The restorative power of the wilderness
A gruelling drive through the stark Australian bush helped Lizzie Pook soothe the sting of grief.
It was 8538 kilometres. Ninety-two hours of hot, sticky driving through a land of nothingness. We had marked our route in pencil on a paper map, worn at the seams with the unfolding and refolding of ritualised, nervous excitement.
We were young then. But old enough to wave a licence at the man in the car hire shop and take temporary ownership of the small, white vehicle which we were to drive through the bug-filled Australian bush. “Pretty long drive,” he acknowledged, thrusting the paperwork in our direction and nodding towards the door.
We’d always been more than close, my twin sister and I. It was a relationship that was difficult to define or explain to others. But setting off on that road trip, from the busy streets of Sydney to the remote port of Darwin (and back!), we had no idea how much our bond would be fortified.
Our dad had died four years earlier. And while my sister had fought her own personal demons – often calling me at 2am to tell me she felt that she was dying – I had pin-balled through university in a miasma of Snakebite stains, bad hook-ups and missed opportunities. We had both veered off-piste. And the only way to get back on track was to just drive straight.
The outback is an ever-shifting landscape. A dusty rotation of rusts and terracottas and caramels and pinks. We drove all day, every day for two weeks. Waking at 5am to make an early start on the long, straight roads. It was hot. And the cloying fug left a blurry film on the horizon. We saw eagles that, from a distance, looked to be the size of men. We came across angry lone buffalo, thundering their way through the bush in the stagnant heat.
One day, after driving for six hours without seeing so much as an emu on the horizon, we came across a “UFO Research Station” in the middle of the bush. We parked the car and popped in to use the bathroom. It was filled with green alien light-pulls and UFO toilet roll holders. There was no one there. But crudely-made posters informed us that this isolated part of the bush was ‘awash’ with Unidentified Flying Objects. Truckers passing through, we learnt, often saw ‘eerie lights’ hanging in the sky or the flash of a laser beam cutting across the clear, star-speckled night.
In Alice Springs we saw blood. When a drink-fuelled argument between two strangers went awry, a knife was slipped out of a pocket and a man was stabbed in the chest. He fell to the ground in a pool of the warm, inky stuff. “An inch from the heart” said the policeman as I made my witness statement. His words would roll around in my head for the rest of the trip. “An inch.” “An inch.”
About an hour out of Tennant Creek we struck a kangaroo, shrieking as I pummelled desperately on the brakes.

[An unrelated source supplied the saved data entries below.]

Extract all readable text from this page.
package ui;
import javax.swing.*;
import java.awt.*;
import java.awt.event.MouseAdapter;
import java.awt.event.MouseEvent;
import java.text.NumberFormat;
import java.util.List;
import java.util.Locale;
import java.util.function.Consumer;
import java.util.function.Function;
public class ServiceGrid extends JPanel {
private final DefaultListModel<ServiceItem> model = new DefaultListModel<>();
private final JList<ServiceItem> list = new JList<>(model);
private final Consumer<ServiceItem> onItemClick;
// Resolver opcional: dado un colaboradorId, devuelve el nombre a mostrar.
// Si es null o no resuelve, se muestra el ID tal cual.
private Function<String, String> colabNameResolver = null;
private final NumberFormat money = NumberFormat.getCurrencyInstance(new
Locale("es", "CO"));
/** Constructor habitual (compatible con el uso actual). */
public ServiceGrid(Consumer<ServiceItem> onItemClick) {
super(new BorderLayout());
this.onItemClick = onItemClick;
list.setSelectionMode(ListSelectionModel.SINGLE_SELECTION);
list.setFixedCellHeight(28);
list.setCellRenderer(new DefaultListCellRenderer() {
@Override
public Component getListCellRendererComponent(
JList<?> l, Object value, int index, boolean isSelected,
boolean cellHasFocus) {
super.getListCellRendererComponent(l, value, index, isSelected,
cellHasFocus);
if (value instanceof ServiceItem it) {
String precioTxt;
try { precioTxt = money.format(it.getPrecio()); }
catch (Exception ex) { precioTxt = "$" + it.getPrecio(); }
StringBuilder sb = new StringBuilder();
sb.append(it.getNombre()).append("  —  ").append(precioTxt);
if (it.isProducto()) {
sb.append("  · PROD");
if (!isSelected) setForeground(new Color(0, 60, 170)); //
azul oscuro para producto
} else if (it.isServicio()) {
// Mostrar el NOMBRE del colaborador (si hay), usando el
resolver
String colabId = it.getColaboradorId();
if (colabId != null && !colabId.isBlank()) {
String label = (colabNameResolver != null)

Our eyes lingered on the wing mirror to see if it had survived. After a short while it hauled itself up, limped to the side of the road and then collapsed. It didn’t move again.
Later, 700km north in a town called Katherine, we checked into a run-down hostel; a squat, grey building with rusting hinges and cracked windows. That evening a man sat for hours outside our room. When we eventually emerged he leered at us, all gums and wet lips. “Don’t listen to the voices in my head,” he said, eyes flashing. “They don’t know what they’re talking about.”
And every night for those two weeks, as the sun went down, casting jagged shadows across the amber dirt, we’d roll into a different outback town – the petrol tank creaking with thirst, just like our throats. Until eventually, we arrived in Darwin, exhausted, slightly wild-eyed and, although we may not have known it then, different inside.
It was a difficult, long trip. Bleak but beautiful and brilliant, I should say. I’d started that journey as less than my former self. But with every kilometre on the clock and every inch of my skin warmed by the Australian sun, I was being rebuilt.
Back then, I had been fractured by grief; and through the cracks any sense of confidence and self-assuredness had seeped out. But Australia soothed my soul. That trip, for all its eccentricities, punctuated by moments of abject terror and sheer joy, started me on the process of realising that grief is manageable. It bolstered my confidence and planted a seed of adventure in me that has not gone away. And, most importantly, it reminded me that, with my sister at my side, nothing, absolutely no distance is too far to drive.